The Seattle-based company on Thursday plans to open its first Teavana "tea bar," where people can order specialty drinks and small dishes in a trendy, cafe-like setting. The sweets, flatbreads, salads and other food range in price from about $3 to $15. Drinks range in price from $3 to $6, and include novelties such as carbonated teas.

The menu of food and freshly made drinks is a change for Teavana, a chain of about 300 shops that sell boxed and loose tea and accessories. Teavana stores are mainly in shopping malls, but Starbucks CEO Howard Schultz said he plans to expand the footprint to include more locations in urban areas. Already, it has opened traditional Teavana shops in New York City.

Starbucks also plans to transform additional Teavana stores to make them more like Starbucks cafes and the tea bar that's opening Thursday.

The opening of the New York City tea bar comes after Starbucks bought Teavana last year. The company has said it plans to use the acquisition to make tea a bigger part of American culture, as it has with coffee.

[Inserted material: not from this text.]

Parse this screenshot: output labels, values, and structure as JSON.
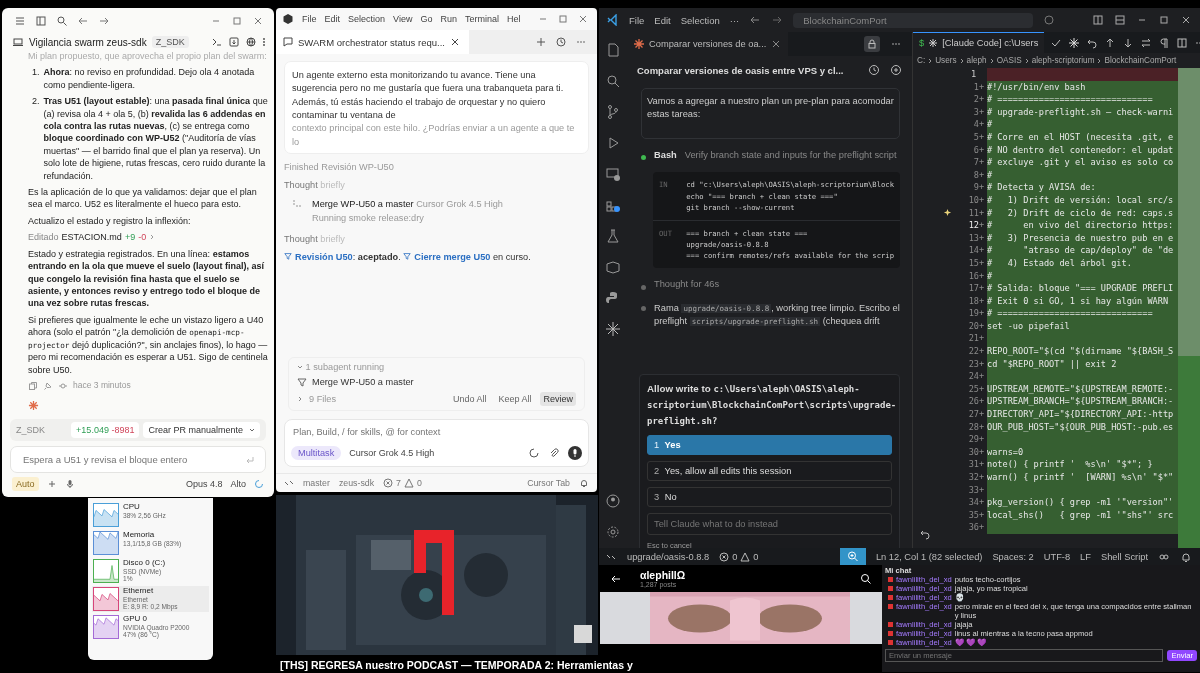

Starbucks Corp., which has about 12,000 U.S. locations, has been on a strong financial run even in the weak economy, boosting its profits by raising prices, revamping food offerings and adding items such as pricey bottled juices. In its latest quarter, it said sales rose 9 percent at cafes open at least a year.

At a media event at the new Teavana store, Schultz said executives noticed that tea orders were among the fastest-growing drinks at Starbucks cafes. People are also more likely to order food when they buy iced tea.

Schultz said he expects the average purchase at the Teavana shop to be higher than at a Starbucks cafe, although it probably won't get as many customers. The store is also expected to do more business throughout the day, compared with the early morning rush at Starbucks stores.